For Comex, a 19-year-old iPhone (s aapl) hacker whose real name is Nicholas Allegra, jailbreaking the iPhone comes easy. He’s a member of the iPhone Dev Team, the group responsible for continually frustrating Apple’s attempts to keep iOS a closed system. Apple must be tired of all this frustration, since the company has apparently offered Allegra an internship beginning in September.

Allegra is responsible for JailbreakMe 3.0, a web-based jailbreak tool released in July and designed to be used on iPhones, iPad and iPod touches running iOS 4.3.3. Before that, he created Spirit, which was an untethered jailbreak for iOS devices running iOS 3.1.2 to 3.2, and he was also a Nintendo Wii homebrew software developer.

Allegra has been described by other iPhone hackers and Forbes as somewhat of a prodigy, and he’s been compared to some of the most advanced computer systems security experts in the world.

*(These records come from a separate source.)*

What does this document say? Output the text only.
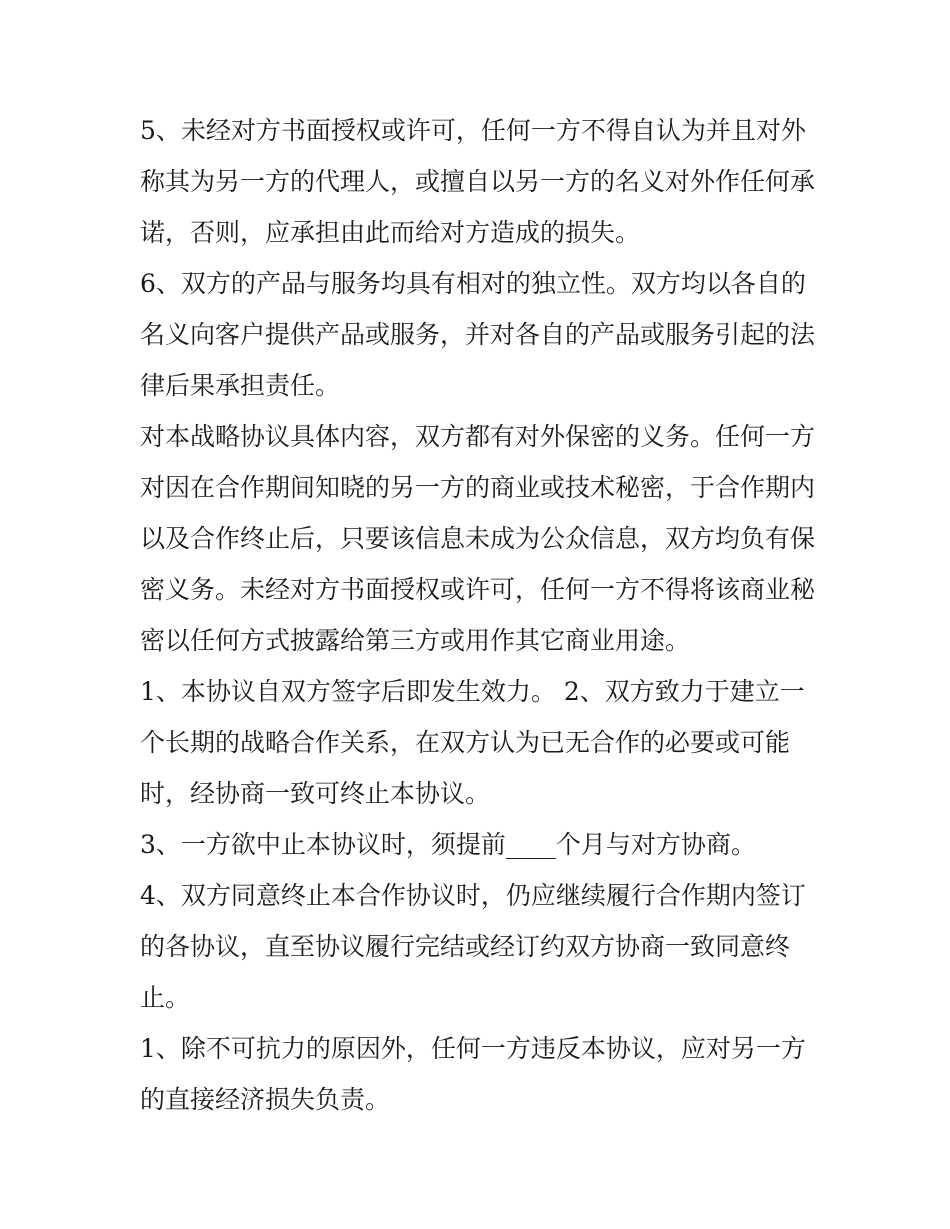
5、未经对方书面授权或许可，任何一方不得自认为并且对外
称其为另一方的代理人，或擅自以另一方的名义对外作任何承
诺，否则，应承担由此而给对方造成的损失。
6、双方的产品与服务均具有相对的独立性。双方均以各自的
名义向客户提供产品或服务，并对各自的产品或服务引起的法
律后果承担责任。
对本战略协议具体内容，双方都有对外保密的义务。任何一方
对因在合作期间知晓的另一方的商业或技术秘密，于合作期内
以及合作终止后，只要该信息未成为公众信息，双方均负有保
密义务。未经对方书面授权或许可，任何一方不得将该商业秘
密以任何方式披露给第三方或用作其它商业用途。
1、本协议自双方签字后即发生效力。 2、双方致力于建立一
个长期的战略合作关系，在双方认为已无合作的必要或可能
时，经协商一致可终止本协议。
3、一方欲中止本协议时，须提前____个月与对方协商。
4、双方同意终止本合作协议时，仍应继续履行合作期内签订
的各协议，直至协议履行完结或经订约双方协商一致同意终
止。
1、除不可抗力的原因外，任何一方违反本协议，应对另一方
的直接经济损失负责。
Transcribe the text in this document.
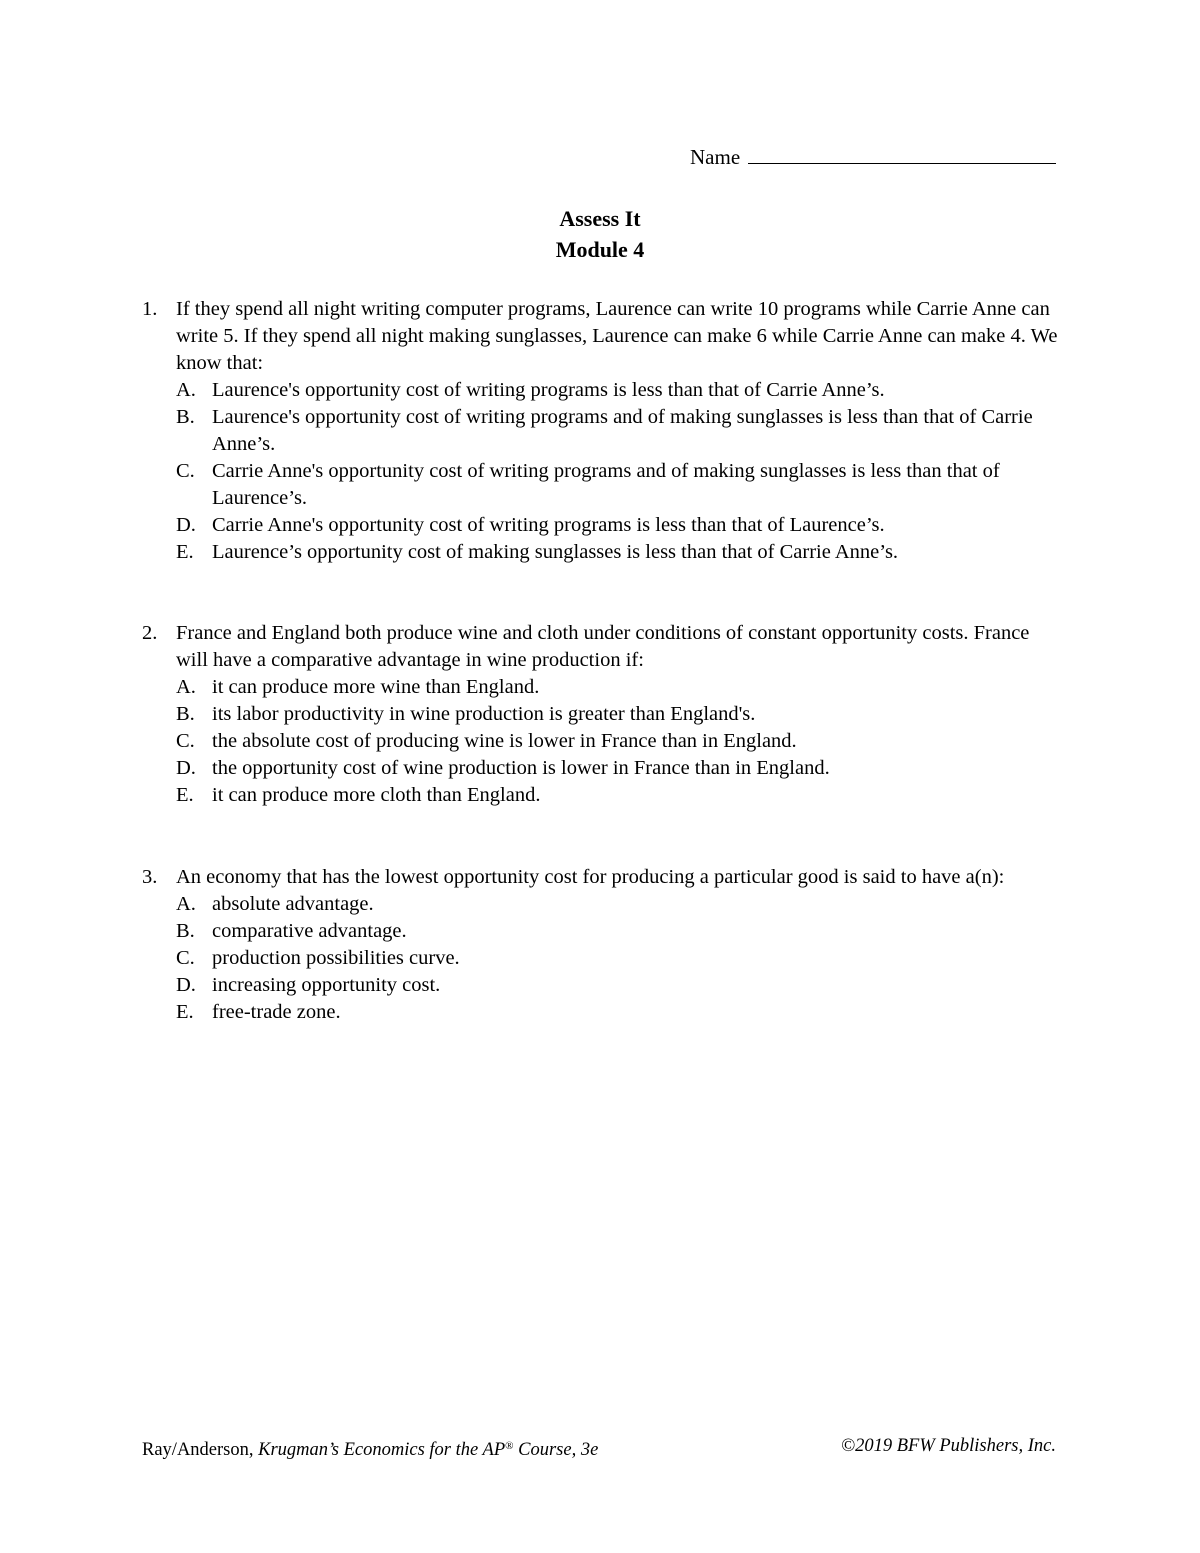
Name
Assess It
Module 4
1. If they spend all night writing computer programs, Laurence can write 10 programs while Carrie Anne can write 5. If they spend all night making sunglasses, Laurence can make 6 while Carrie Anne can make 4. We know that:
A. Laurence's opportunity cost of writing programs is less than that of Carrie Anne’s.
B. Laurence's opportunity cost of writing programs and of making sunglasses is less than that of Carrie Anne’s.
C. Carrie Anne's opportunity cost of writing programs and of making sunglasses is less than that of Laurence’s.
D. Carrie Anne's opportunity cost of writing programs is less than that of Laurence’s.
E. Laurence’s opportunity cost of making sunglasses is less than that of Carrie Anne’s.
2. France and England both produce wine and cloth under conditions of constant opportunity costs. France will have a comparative advantage in wine production if:
A. it can produce more wine than England.
B. its labor productivity in wine production is greater than England's.
C. the absolute cost of producing wine is lower in France than in England.
D. the opportunity cost of wine production is lower in France than in England.
E. it can produce more cloth than England.
3. An economy that has the lowest opportunity cost for producing a particular good is said to have a(n):
A. absolute advantage.
B. comparative advantage.
C. production possibilities curve.
D. increasing opportunity cost.
E. free-trade zone.
Ray/Anderson, Krugman’s Economics for the AP® Course, 3e	©2019 BFW Publishers, Inc.
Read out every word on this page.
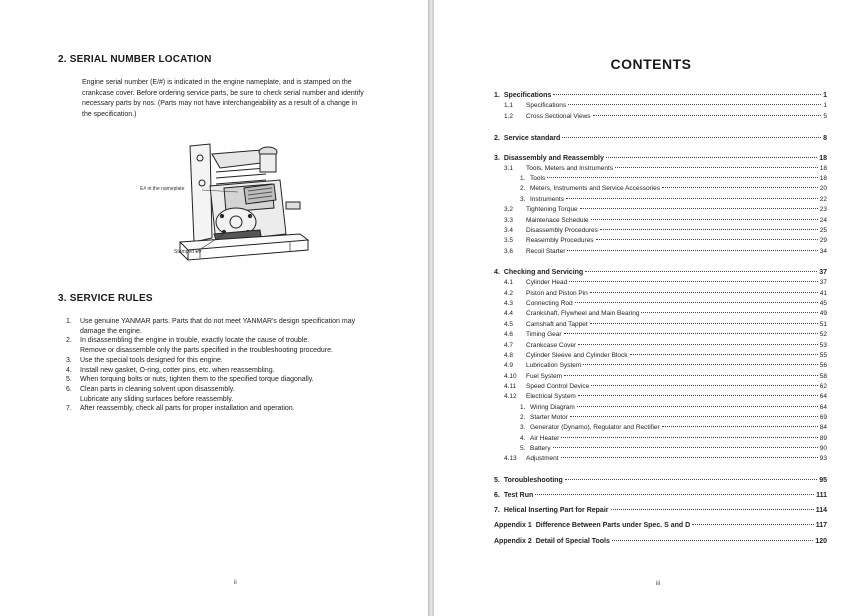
2. SERIAL NUMBER LOCATION
Engine serial number (E/#) is indicated in the engine nameplate, and is stamped on the
crankcase cover. Before ordering service parts, be sure to check serial number and identify
necessary parts by nos. (Parts may not have interchangeability as a result of a change in
the specification.)
E# in the nameplate
Stamped E#
3. SERVICE RULES
1. Use genuine YANMAR parts. Parts that do not meet YANMAR's design specification may
damage the engine.
2. In disassembling the engine in trouble, exactly locate the cause of trouble.
Remove or disassemble only the parts specified in the troubleshooting procedure.
3. Use the special tools designed for this engine.
4. Install new gasket, O-ring, cotter pins, etc. when reassembling.
5. When torquing bolts or nuts, tighten them to the specified torque diagonally.
6. Clean parts in cleaning solvent upon disassembly.
Lubricate any sliding surfaces before reassembly.
7. After reassembly, check all parts for proper installation and operation.
ii
CONTENTS
iii
1. Specifications	1
1.1 Specifications	1
1.2 Cross Sectional Views	5
2. Service standard	8
3. Disassembly and Reassembly	18
3.1 Tools, Meters and Instruments	18
1. Tools	18
2. Meters, Instruments and Service Accessories	20
3. Instruments	22
3.2 Tightening Torque	23
3.3 Maintenace Schedule	24
3.4 Disassembly Procedures	25
3.5 Reasembly Procedures	29
3.6 Recoil Starter	34
4. Checking and Servicing	37
4.1 Cylinder Head	37
4.2 Piston and Piston Pin	41
4.3 Connecting Rod	45
4.4 Crankshaft, Flywheel and Main Bearing	49
4.5 Camshaft and Tappet	51
4.6 Timing Gear	52
4.7 Crankcase Cover	53
4.8 Cylinder Sleeve and Cylinder Block	55
4.9 Lubrication System	56
4.10 Fuel System	58
4.11 Speed Control Device	62
4.12 Electrical System	64
1. Wiring Diagram	64
2. Starter Motor	69
3. Generator (Dynamo), Regulator and Rectifier	84
4. Air Heater	89
5. Battery	90
4.13 Adjustment	93
5. Toroubleshooting	95
6. Test Run	111
7. Helical Inserting Part for Repair	114
Appendix 1 Difference Between Parts under Spec. S and D	117
Appendix 2 Detail of Special Tools	120
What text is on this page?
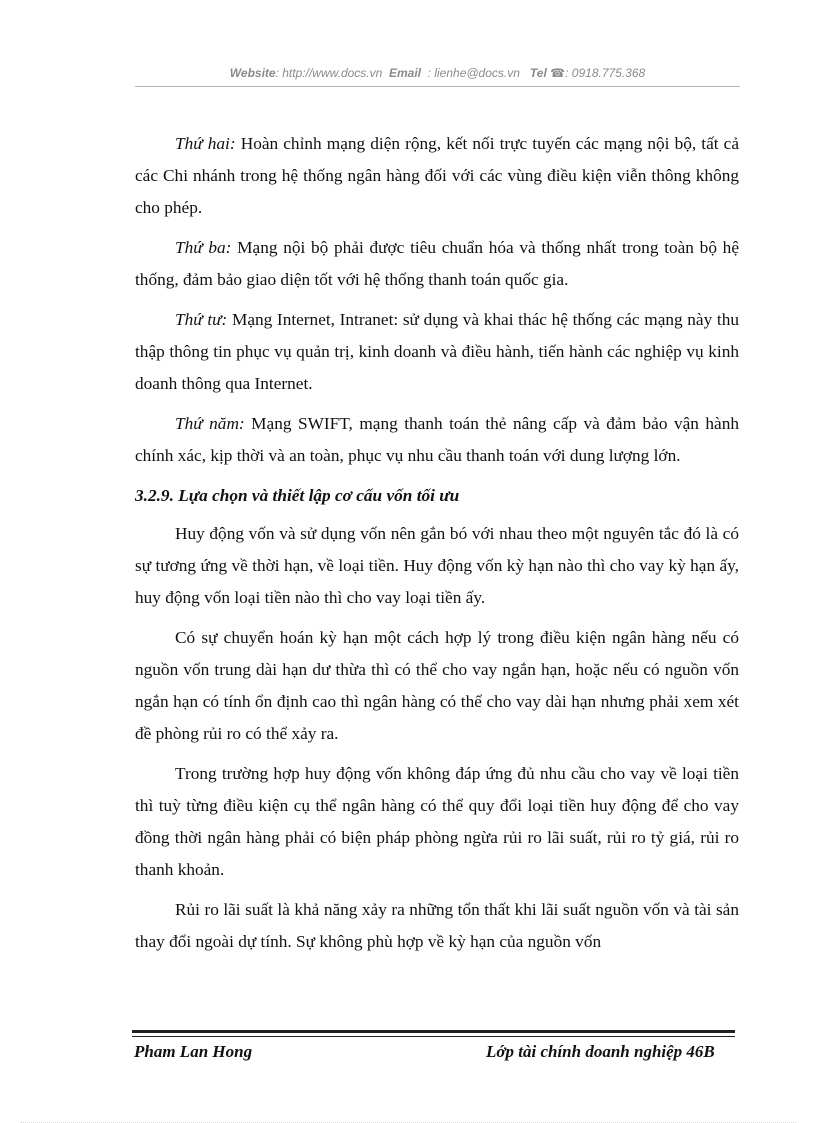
Website: http://www.docs.vn Email : lienhe@docs.vn Tel ☎: 0918.775.368

Thứ hai: Hoàn chỉnh mạng diện rộng, kết nối trực tuyến các mạng nội bộ, tất cả các Chi nhánh trong hệ thống ngân hàng đối với các vùng điều kiện viễn thông không cho phép.

Thứ ba: Mạng nội bộ phải được tiêu chuẩn hóa và thống nhất trong toàn bộ hệ thống, đảm bảo giao diện tốt với hệ thống thanh toán quốc gia.

Thứ tư: Mạng Internet, Intranet: sử dụng và khai thác hệ thống các mạng này thu thập thông tin phục vụ quản trị, kinh doanh và điều hành, tiến hành các nghiệp vụ kinh doanh thông qua Internet.

Thứ năm: Mạng SWIFT, mạng thanh toán thẻ nâng cấp và đảm bảo vận hành chính xác, kịp thời và an toàn, phục vụ nhu cầu thanh toán với dung lượng lớn.

3.2.9. Lựa chọn và thiết lập cơ cấu vốn tối ưu

Huy động vốn và sử dụng vốn nên gắn bó với nhau theo một nguyên tắc đó là có sự tương ứng về thời hạn, về loại tiền. Huy động vốn kỳ hạn nào thì cho vay kỳ hạn ấy, huy động vốn loại tiền nào thì cho vay loại tiền ấy.

Có sự chuyển hoán kỳ hạn một cách hợp lý trong điều kiện ngân hàng nếu có nguồn vốn trung dài hạn dư thừa thì có thể cho vay ngắn hạn, hoặc nếu có nguồn vốn ngắn hạn có tính ổn định cao thì ngân hàng có thể cho vay dài hạn nhưng phải xem xét đề phòng rủi ro có thể xảy ra.

Trong trường hợp huy động vốn không đáp ứng đủ nhu cầu cho vay về loại tiền thì tuỳ từng điều kiện cụ thể ngân hàng có thể quy đổi loại tiền huy động để cho vay đồng thời ngân hàng phải có biện pháp phòng ngừa rủi ro lãi suất, rủi ro tỷ giá, rủi ro thanh khoản.

Rủi ro lãi suất là khả năng xảy ra những tổn thất khi lãi suất nguồn vốn và tài sản thay đổi ngoài dự tính. Sự không phù hợp về kỳ hạn của nguồn vốn

Pham Lan Hong	Lớp tài chính doanh nghiệp 46B
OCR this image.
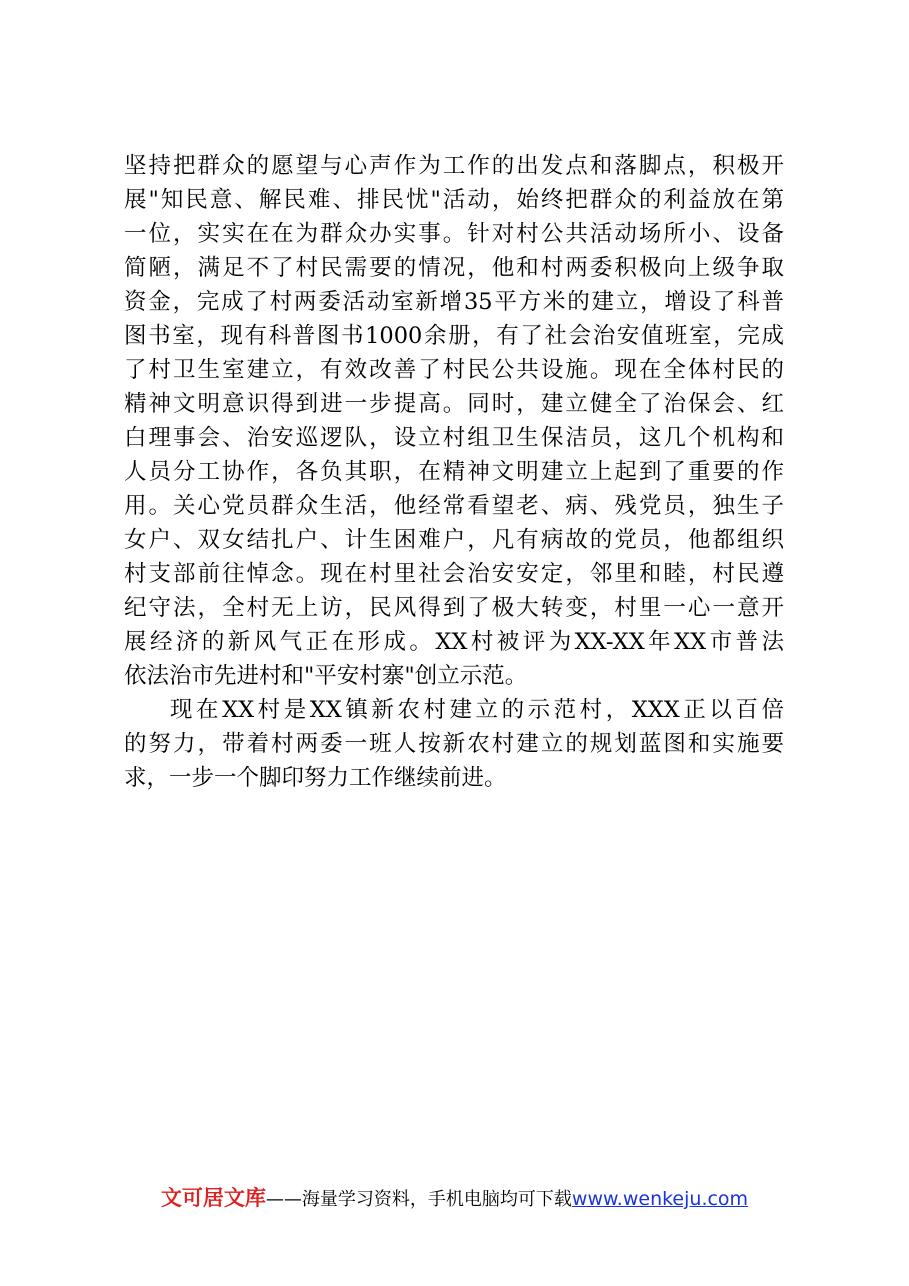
坚持把群众的愿望与心声作为工作的出发点和落脚点，积极开
展"知民意、解民难、排民忧"活动，始终把群众的利益放在第
一位，实实在在为群众办实事。针对村公共活动场所小、设备
简陋，满足不了村民需要的情况，他和村两委积极向上级争取
资金，完成了村两委活动室新增35平方米的建立，增设了科普
图书室，现有科普图书1000余册，有了社会治安值班室，完成
了村卫生室建立，有效改善了村民公共设施。现在全体村民的
精神文明意识得到进一步提高。同时，建立健全了治保会、红
白理事会、治安巡逻队，设立村组卫生保洁员，这几个机构和
人员分工协作，各负其职，在精神文明建立上起到了重要的作
用。关心党员群众生活，他经常看望老、病、残党员，独生子
女户、双女结扎户、计生困难户，凡有病故的党员，他都组织
村支部前往悼念。现在村里社会治安安定，邻里和睦，村民遵
纪守法，全村无上访，民风得到了极大转变，村里一心一意开
展经济的新风气正在形成。XX村被评为XX-XX年XX市普法
依法治市先进村和"平安村寨"创立示范。
现在XX村是XX镇新农村建立的示范村，XXX正以百倍
的努力，带着村两委一班人按新农村建立的规划蓝图和实施要
求，一步一个脚印努力工作继续前进。
文可居文库——海量学习资料，手机电脑均可下载www.wenkeju.com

Apple probably thinks it’s better to have Allegra working with it rather than against it. In theory, his ability to quickly and easily locate exploits in iOS code will give Apple advance notice of problems before they arise, so that it can patch holes before software updates hit the public. In practice, it’s unlikely to stop the cat-and-mouse game of jailbreaking altogether, but kudos to Apple for trying a solution that doesn’t involve civil suits and generally draconian behavior.